Ini adalah fungsi paling dasar esofagus: bertindak sebagai saluran penghubung antara faring (tenggorokan), tempat makanan dan minuman ditelan, dan lambung. Tanpa esofagus, makanan tidak akan bisa mencapai organ pencernaan selanjutnya. Perannya yang fundamental ini seringkali luput dari perhatian, padahal kelancaran proses menelan sangat bergantung padanya.
Sebagai fungsi paling dasar esofagus, ia memastikan makanan yang sudah dikunyah dan dibasahi air liur dapat bergerak dari mulut melewati tenggorokan. Setelah melewati faring, makanan akan masuk ke dalam esofagus, sebuah tabung otot panjang yang memanjang dari leher hingga ke perut. Proses ini dimulai secara sadar, namun kemudian berlanjut secara otomatis.
Gerakan utama yang dilakukan esofagus untuk menjalankan fungsi paling dasar esofagus ini adalah peristaltik. Ini adalah serangkaian kontraksi dan relaksasi otot yang bergelombang, mendorong bolus makanan ke bawah. Gerakan ritmis ini sangat penting; bahkan jika kita makan sambil berdiri terbalik, makanan tetap akan mencapai lambung berkat kekuatan peristaltik ini.
Tanpa fungsi paling dasar esofagus ini, sistem pencernaan kita akan terhenti. Makanan tidak akan bisa berpindah dari rongga mulut ke lambung untuk dicerna lebih lanjut. Ini menunjukkan betapa krusialnya esofagus sebagai jembatan yang menghubungkan awal proses menelan dengan tahap pencernaan yang lebih kompleks di lambung.
Di kedua ujung esofagus terdapat sfingter, yaitu otot berbentuk cincin yang berfungsi sebagai katup. Sfingter esofagus bagian atas terbuka saat menelan, sementara sfingter esofagus bagian bawah membuka untuk mengangkut makanan ke lambung dan menutup kembali setelahnya. Fungsi kedua sfingter ini sangat vital untuk mencegah refluks asam lambung kembali ke esofagus.
Gangguan pada fungsi paling dasar esofagus ini dapat menimbulkan berbagai masalah. Misalnya, achalasia adalah kondisi langka di mana sfingter esofagus bagian bawah gagal rileks, menyebabkan makanan sulit masuk ke lambung.

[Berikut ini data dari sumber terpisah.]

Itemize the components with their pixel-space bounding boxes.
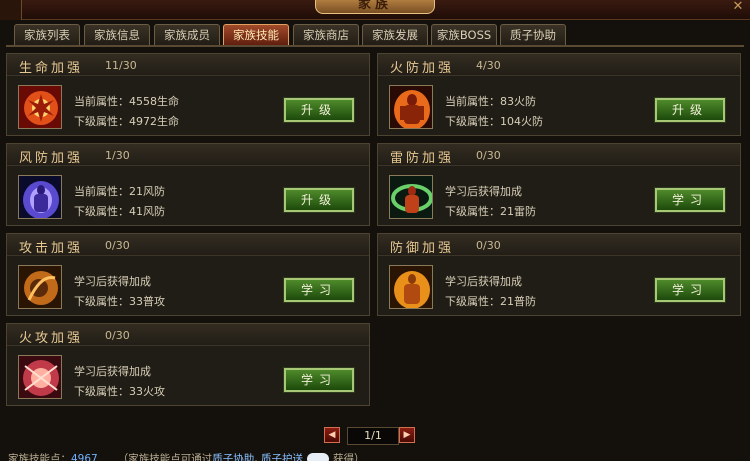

Kondisi umum seperti GERD (penyakit refluks gastroesofageal) juga terjadi ketika sfingter bagian bawah tidak menutup sempurna, memungkinkan asam lambung naik.
Menjaga kesehatan esofagus sangat penting untuk memastikan fungsi paling dasar esofagus tetap optimal. Hindari makan terlalu cepat, mengunyah makanan dengan baik, dan batasi konsumsi makanan atau minuman yang dapat mengiritasi esofagus, seperti makanan pedas, asam, atau berkafein tinggi. Gaya hidup sehat sangat membantu.
Jika Anda sering mengalami kesulitan menelan, nyeri dada setelah makan, atau sensasi terbakar di dada (heartburn), segera konsultasikan dengan dokter. Diagnosis dini dapat membantu mengatasi masalah pada fungsi paling dasar esofagus ini. Ini penting untuk memastikan proses pencernaan berjalan lancar dan tubuh mendapatkan nutrisi yang dibutuhkan.